Experts commenting on the just-resolved Market Basket case – in which employees and customers allied to restore the company’s stakeholder-oriented president – are effusive in their analyses:
. Christopher Mackin, lecturer at Rutgers School of Management and Labor Relations: “This show of group solidarity achieved what employees and customers asked for. This is unheard of in corporate America. It’s like 1776 – we get to pick who govern us.”
. Thomas A., Kochan, a professor of work and employment research at the Sloan School of Management at M.I.T. commented that the episode showed that “the employees are the most valuable asset in this business … Market Basket has done more to educate us on how to manage a business than any business case study that’s been written to date.”
Let’s be clear.

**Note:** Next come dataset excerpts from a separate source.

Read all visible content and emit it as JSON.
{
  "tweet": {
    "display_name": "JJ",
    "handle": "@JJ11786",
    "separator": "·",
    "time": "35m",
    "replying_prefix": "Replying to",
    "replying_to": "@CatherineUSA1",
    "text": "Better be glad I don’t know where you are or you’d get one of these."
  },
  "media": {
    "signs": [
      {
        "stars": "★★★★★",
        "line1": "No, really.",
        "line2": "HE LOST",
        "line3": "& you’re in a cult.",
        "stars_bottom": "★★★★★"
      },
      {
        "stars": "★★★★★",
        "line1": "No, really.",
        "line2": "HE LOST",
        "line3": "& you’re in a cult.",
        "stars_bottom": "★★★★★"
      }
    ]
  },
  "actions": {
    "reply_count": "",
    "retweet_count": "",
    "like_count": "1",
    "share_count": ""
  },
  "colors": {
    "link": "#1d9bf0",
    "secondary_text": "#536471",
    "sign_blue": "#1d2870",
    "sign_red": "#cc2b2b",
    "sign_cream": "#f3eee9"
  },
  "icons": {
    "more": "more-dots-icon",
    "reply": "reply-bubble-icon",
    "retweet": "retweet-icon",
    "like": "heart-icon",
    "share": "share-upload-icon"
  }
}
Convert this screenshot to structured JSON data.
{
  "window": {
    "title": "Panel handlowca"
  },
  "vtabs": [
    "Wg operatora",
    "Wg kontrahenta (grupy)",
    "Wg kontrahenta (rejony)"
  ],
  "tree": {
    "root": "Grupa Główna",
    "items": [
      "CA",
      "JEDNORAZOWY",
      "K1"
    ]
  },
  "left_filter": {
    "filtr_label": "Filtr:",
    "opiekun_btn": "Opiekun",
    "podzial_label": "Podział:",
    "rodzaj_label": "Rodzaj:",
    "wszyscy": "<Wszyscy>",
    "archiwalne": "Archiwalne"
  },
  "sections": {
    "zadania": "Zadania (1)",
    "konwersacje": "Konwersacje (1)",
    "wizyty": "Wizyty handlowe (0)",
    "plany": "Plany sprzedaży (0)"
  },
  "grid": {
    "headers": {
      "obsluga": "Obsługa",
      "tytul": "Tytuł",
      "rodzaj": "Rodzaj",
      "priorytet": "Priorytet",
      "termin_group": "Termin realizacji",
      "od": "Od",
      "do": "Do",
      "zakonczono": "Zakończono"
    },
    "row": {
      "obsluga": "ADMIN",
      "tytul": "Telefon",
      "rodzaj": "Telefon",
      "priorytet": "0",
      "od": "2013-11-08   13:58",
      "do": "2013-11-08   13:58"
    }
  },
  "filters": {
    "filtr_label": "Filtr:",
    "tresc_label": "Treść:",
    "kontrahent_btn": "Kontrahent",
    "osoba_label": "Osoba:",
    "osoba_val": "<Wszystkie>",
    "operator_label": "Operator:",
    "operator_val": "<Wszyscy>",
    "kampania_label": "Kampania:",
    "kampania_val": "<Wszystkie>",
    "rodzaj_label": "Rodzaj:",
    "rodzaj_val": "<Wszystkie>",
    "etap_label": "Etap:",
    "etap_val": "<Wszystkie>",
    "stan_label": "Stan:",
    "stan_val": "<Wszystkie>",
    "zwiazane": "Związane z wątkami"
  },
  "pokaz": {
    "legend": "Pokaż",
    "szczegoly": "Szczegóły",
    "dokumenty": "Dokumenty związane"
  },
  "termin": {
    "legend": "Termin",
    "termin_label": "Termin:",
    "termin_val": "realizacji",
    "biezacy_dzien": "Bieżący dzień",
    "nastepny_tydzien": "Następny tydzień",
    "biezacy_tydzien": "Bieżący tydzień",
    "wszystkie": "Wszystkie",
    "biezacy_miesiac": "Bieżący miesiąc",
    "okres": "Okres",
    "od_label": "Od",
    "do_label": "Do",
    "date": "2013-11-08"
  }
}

The Market Basket case could turn out to be a one-off. It required considerable effort and sacrifice by employees and consumers – work actions, boycotts, demonstrations, media relations etc. And, according to The New York Times, it eventually involved “the intervention of two governors and an enormous public outcry.”
Of course the case runs counter to the long-prevailing corporate governance model of shareholder primacy. However, the increasing importance of a company’s reputation with key stakeholders — coupled with its importance to shareholders (such as the value of reputation-based soft assets on the balance sheet) — makes the case well worth pondering.
Whether or not “Market Basket” is “historic”, it nevertheless arguably strengthens the emerging model of corporate stakeholder governance.